Intrinsic value may include an item's form, layout, materials, or process. It may also be based on an item's direct relationship to a significant person, activity, event, organization, or place. Intrinsic value is independent of informational or evidential value. A record may have great intrinsic value without significant informational or evidential value; records with significant informational or evidential value may have little intrinsic value. The process of copying a document may sufficiently capture its informational or evidential value but fail to preserve some aspects of the material nature of the original - its intrinsic value - that merit preservation. Hence, documents with significant intrinsic value are often preserved in their original form.

For example, a document written by a famous individual, such as a signature on a scrap of paper, may tell us little about the person. However, the document may have intrinsic value if it is the only surviving specimen of a document written by the individual.
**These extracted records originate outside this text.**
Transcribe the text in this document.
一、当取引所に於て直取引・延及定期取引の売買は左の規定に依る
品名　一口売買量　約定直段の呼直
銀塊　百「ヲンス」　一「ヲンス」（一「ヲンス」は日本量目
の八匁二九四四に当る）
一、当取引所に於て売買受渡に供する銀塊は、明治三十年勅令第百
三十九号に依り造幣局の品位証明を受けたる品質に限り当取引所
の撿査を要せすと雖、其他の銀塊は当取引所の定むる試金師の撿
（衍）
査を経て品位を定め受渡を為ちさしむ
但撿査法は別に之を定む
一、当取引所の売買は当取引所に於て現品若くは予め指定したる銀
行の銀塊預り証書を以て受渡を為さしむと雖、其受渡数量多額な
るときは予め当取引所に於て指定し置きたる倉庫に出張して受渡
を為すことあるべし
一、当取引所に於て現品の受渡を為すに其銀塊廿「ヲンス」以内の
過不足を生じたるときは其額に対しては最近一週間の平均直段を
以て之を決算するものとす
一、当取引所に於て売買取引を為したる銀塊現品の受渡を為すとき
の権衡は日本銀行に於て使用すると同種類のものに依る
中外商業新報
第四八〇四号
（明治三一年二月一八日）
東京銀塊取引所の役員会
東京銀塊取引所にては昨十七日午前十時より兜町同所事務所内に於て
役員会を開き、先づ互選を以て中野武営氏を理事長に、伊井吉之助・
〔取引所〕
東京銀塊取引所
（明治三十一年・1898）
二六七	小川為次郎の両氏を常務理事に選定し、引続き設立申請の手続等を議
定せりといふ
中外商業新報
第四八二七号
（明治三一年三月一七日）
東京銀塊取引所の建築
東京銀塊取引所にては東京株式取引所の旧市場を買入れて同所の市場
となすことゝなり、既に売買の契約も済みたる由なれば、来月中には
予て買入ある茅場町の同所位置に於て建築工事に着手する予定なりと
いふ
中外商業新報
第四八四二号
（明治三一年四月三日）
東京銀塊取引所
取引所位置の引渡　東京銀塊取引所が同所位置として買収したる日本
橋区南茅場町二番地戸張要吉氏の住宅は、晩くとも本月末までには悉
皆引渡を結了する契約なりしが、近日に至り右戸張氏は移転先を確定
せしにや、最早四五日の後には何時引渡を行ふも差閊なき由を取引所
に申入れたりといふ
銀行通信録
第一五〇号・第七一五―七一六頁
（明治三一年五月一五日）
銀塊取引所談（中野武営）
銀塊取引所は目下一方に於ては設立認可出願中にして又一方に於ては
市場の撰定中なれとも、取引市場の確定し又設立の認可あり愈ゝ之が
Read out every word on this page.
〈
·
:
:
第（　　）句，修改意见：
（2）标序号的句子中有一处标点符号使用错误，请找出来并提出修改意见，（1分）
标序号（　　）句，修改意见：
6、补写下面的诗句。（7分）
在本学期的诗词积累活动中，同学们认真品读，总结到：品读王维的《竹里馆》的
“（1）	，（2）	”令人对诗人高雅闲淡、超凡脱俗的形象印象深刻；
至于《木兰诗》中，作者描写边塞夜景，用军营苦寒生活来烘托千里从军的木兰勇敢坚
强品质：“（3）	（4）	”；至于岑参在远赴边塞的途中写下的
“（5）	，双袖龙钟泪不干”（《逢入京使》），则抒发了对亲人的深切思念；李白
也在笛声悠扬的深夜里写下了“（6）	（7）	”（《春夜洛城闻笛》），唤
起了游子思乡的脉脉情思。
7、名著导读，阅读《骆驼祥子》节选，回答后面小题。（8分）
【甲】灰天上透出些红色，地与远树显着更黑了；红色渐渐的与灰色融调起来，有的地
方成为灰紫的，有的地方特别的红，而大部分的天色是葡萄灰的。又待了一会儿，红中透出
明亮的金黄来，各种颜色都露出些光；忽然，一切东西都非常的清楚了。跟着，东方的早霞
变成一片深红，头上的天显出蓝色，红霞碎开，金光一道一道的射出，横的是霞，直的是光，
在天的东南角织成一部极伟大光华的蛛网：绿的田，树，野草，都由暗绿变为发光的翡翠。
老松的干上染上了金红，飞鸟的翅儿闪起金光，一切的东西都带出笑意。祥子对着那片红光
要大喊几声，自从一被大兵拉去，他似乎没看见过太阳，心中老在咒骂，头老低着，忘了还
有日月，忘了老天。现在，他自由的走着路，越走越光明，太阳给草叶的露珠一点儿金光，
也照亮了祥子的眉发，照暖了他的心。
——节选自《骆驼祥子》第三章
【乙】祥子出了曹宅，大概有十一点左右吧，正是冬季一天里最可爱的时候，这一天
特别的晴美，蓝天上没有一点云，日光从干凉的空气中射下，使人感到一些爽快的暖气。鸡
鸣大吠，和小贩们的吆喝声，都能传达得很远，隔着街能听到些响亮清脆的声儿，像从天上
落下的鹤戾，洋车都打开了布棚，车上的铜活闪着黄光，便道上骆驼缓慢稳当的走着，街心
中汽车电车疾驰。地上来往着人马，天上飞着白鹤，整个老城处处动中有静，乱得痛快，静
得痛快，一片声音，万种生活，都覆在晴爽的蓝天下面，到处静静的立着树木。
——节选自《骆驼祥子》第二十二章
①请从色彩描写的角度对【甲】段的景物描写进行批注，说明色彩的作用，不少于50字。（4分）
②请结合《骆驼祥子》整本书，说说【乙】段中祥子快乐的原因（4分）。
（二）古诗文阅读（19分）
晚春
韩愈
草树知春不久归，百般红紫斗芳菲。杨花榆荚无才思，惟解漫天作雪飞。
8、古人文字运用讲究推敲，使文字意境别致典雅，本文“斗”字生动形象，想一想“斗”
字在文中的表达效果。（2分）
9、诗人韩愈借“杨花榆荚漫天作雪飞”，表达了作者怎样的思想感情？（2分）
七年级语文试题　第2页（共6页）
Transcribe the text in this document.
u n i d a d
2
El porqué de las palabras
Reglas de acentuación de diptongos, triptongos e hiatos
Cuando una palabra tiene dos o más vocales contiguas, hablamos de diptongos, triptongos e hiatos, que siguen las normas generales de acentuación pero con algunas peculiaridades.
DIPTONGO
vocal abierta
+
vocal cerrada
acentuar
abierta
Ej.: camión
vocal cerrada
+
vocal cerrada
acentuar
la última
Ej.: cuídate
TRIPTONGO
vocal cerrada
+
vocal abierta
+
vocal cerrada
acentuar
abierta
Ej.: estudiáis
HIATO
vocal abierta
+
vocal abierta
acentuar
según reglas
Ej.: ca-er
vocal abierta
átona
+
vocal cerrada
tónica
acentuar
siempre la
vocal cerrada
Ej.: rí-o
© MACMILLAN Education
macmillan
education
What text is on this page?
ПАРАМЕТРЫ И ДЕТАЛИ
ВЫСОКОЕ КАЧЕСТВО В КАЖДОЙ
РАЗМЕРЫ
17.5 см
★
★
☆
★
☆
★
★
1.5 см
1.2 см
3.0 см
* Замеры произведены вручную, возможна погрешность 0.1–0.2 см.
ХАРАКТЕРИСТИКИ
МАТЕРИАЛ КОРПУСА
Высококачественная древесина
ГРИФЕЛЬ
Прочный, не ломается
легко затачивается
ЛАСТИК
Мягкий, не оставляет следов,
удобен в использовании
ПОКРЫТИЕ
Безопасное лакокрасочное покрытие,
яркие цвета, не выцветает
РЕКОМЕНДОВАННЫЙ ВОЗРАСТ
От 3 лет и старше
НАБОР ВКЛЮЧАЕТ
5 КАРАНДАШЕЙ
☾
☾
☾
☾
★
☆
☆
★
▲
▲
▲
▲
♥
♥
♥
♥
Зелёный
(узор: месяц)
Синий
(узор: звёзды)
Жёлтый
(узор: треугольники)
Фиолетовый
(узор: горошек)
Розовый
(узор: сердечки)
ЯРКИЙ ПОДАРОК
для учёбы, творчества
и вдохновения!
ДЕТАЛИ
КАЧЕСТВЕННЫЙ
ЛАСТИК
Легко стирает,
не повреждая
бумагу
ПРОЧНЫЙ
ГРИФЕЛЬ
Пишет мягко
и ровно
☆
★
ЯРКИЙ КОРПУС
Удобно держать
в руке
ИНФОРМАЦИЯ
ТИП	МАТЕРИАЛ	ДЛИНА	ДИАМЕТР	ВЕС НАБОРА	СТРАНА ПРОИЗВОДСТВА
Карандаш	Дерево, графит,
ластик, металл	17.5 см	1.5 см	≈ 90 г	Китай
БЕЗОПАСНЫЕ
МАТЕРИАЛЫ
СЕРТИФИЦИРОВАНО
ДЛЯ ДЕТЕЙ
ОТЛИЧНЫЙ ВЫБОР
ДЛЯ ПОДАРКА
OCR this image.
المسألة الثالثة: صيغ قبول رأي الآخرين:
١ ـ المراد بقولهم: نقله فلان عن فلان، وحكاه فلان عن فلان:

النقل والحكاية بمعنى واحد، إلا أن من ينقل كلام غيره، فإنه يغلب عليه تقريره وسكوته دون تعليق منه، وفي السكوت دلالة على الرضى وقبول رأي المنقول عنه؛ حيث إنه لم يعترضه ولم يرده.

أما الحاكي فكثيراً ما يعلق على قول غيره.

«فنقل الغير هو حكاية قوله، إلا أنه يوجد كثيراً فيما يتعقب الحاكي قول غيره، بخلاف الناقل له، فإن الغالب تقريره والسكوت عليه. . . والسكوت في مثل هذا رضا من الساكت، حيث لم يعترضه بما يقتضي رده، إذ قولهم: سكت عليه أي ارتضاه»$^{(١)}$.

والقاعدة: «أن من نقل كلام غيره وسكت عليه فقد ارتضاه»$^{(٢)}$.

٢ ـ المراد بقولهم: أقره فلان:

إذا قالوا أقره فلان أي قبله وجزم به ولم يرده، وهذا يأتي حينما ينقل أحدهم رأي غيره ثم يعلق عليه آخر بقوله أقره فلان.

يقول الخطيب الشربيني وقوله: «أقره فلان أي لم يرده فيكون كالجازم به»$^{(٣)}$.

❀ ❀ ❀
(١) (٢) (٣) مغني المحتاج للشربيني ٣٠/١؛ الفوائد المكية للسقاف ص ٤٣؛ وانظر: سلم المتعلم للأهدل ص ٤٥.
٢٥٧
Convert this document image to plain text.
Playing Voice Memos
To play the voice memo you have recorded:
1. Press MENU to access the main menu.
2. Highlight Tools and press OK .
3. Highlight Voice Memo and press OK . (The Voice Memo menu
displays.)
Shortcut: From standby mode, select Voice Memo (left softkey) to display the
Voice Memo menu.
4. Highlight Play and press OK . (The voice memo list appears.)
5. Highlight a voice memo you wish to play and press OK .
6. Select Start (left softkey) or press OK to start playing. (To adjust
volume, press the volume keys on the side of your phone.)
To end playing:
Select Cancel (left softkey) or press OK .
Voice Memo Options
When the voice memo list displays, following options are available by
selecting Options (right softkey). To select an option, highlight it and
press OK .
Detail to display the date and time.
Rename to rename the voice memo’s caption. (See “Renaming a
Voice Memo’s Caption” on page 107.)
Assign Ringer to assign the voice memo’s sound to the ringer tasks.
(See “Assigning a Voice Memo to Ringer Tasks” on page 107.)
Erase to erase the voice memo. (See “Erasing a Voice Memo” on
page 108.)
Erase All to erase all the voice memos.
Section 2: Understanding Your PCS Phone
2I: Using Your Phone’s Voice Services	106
The document may have intrinsic value if it is made using a process of historical interest, such as inks made from flowers.

(McRanor 1996, p. 402) In 1979, the concept [of intrinsic value] took on a more central role upon its invocation by the National Archives and Records Service, following the demand of the General Services Agency that the institution microfilm all its records and destroy the originals.
(NARA Intrinsic Value 1982, abridged) All record materials having intrinsic value possess one or more of the following specific qualities or characteristics. These qualities or characteristics relate to the physical nature of the records, their prospective uses, and the information they contain. ¶ 1. Physical form that may be the subject for study if the records provide meaningful documentation or significant examples of the form. – 2. Aesthetic or artistic quality. – 3. Unique or curious physical features. – 4. Age that provides a quality of uniqueness. – 5. Value for use in exhibits. – 6. Questionable authenticity, date, author, or other characteristic that is significant and ascertainable by physical examination. – 7. General and substantial public interest because of direct association with famous or historically significant people, places, things, issues, or events. – 8. Significance as documentation of the establishment or continuing legal basis of an agency or institution. – 9. Significance as documentation of the formulation of policy at the highest executive levels when the policy has significance and broad effect throughout or beyond the agency or institution.